Based on the findings of this review, the in-hospital mortality rate after CRRT for critically ill patients ranged from 38.6% to 62.4%. With the exception of one small-sized study of 70 participants [21], most studies included in this review involved about 200 critically ill patients and had high mortality rates of more than 50%. A recent meta-analysis reported that AKI patients who received CRRT had a 21% higher in-ICU mortality than patients with intermittent hemodialysis [48]. Despite this, very few studies have examined the relationship between CRRT and in-hospital mortality. In this review, we identified several factors that are associated with in-hospital mortality in critically ill patients undergoing CRRT, which may be useful in predicting both short- and long-term outcomes. Further, our findings could contribute to developing a standardized assessment tool for determining the prognosis of critically ill patients after CRRT initiation.

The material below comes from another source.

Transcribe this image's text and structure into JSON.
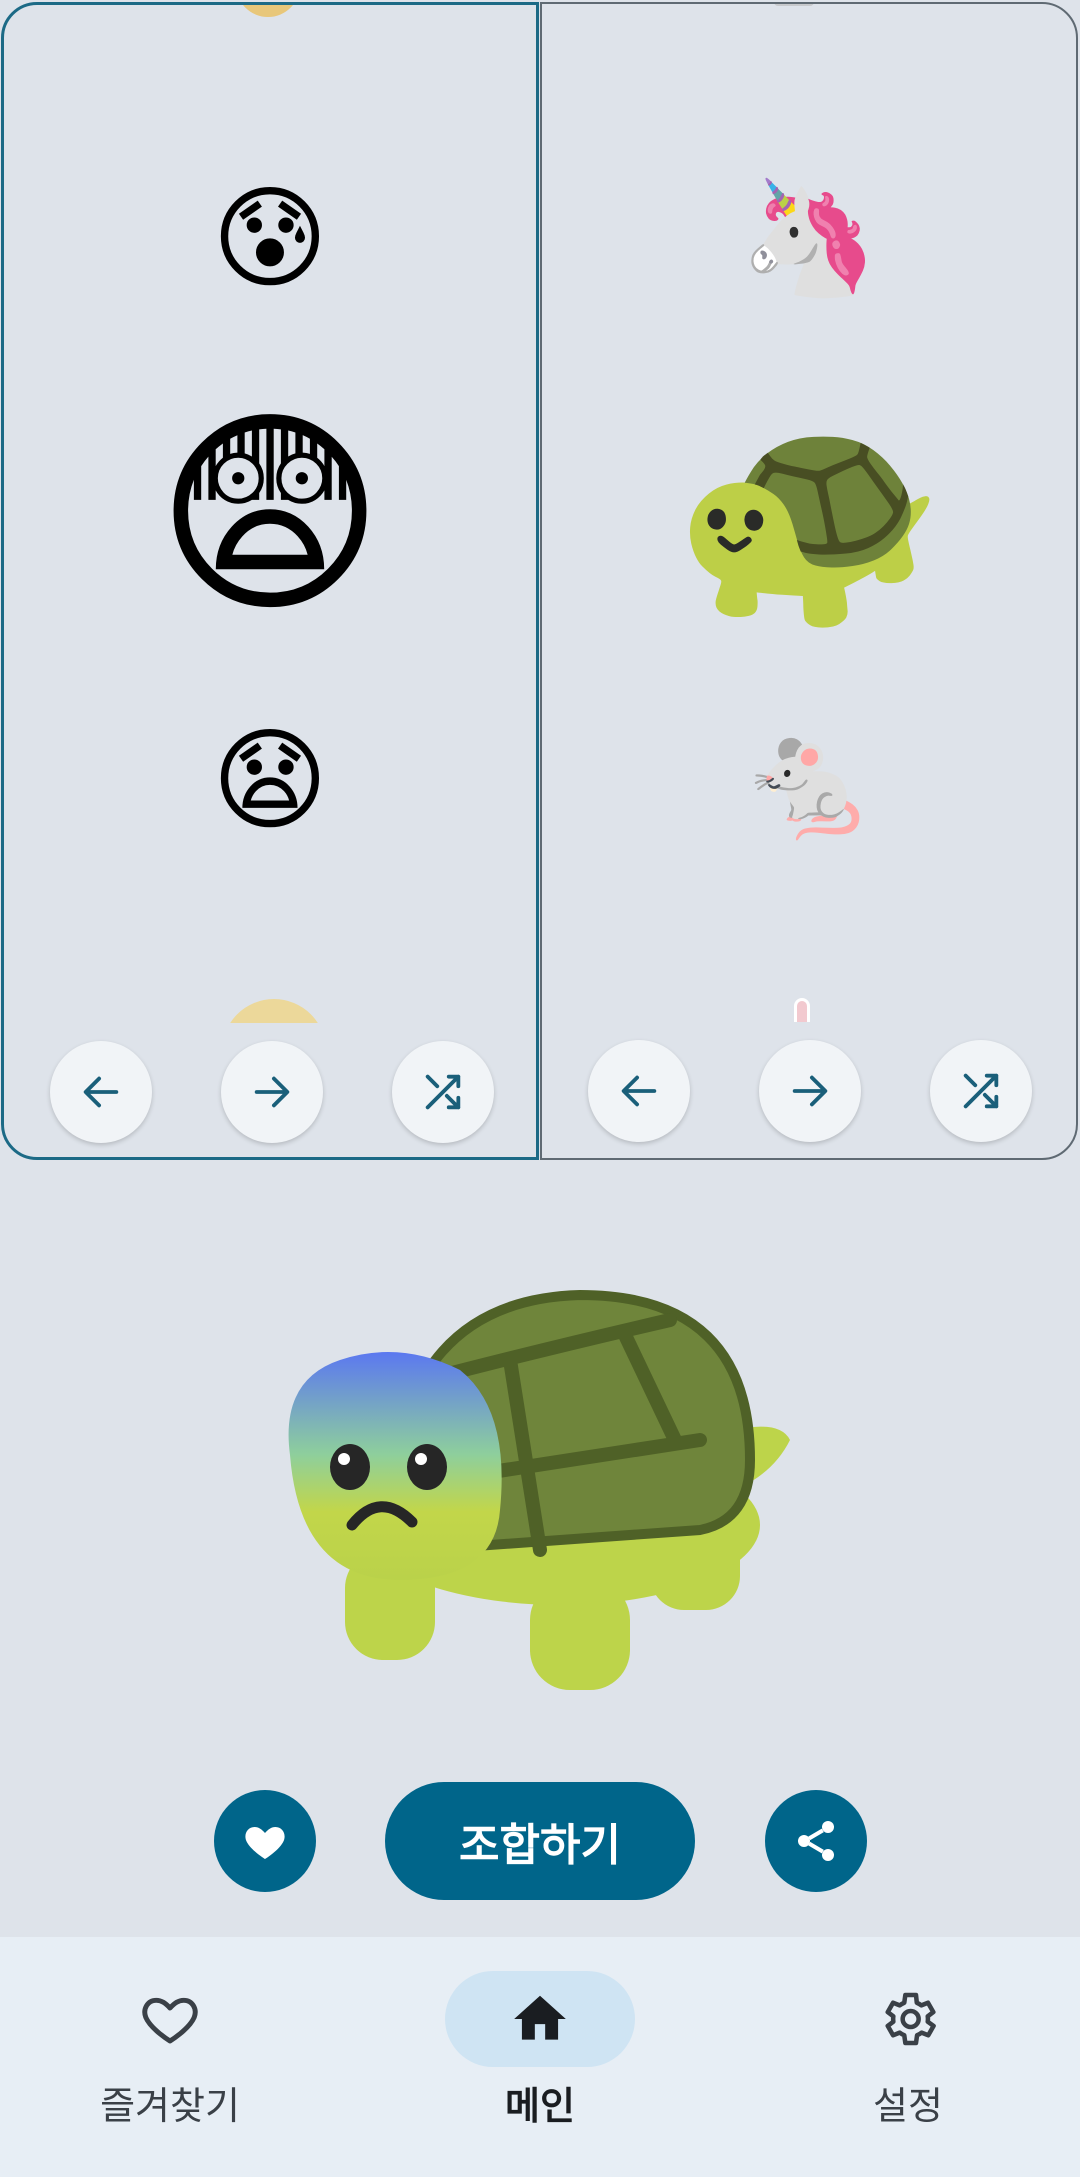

There are several potential limitations to our study. First, our findings are limited in their generalizability, due to the small number of participants included and the small number of studies. Second, we only included published literature and peer-reviewed articles written in English. This review may have overlooked related unpublished research or articles written in other languages. Third, there was a difference in the time of measurement of in-hospital mortality rate between the included studies (7, 28, or 90 days). However, it was not possible to determine the difference in timing of measurement and the relationship with in-hospital mortality rate. Finally, as the included studies did not report on psychological factors, such as depression or anxiety, we were unable to detect an association with in-hospital mortality. Therefore, further studies considering the effect of psychological factors on in-hospital mortality for critically ill patients receiving CRRT are needed.

5. Conclusions

This study systematically reviewed multiple modifiable predictors that are independently related to a higher risk of in-hospital mortality among critically ill patients undergoing CRRT. These predictors can contribute to developing a standardized assessment tool for the prognosis of critically ill patients after CRRT initiation. Future large-scale cohort studies are required to confirm our results.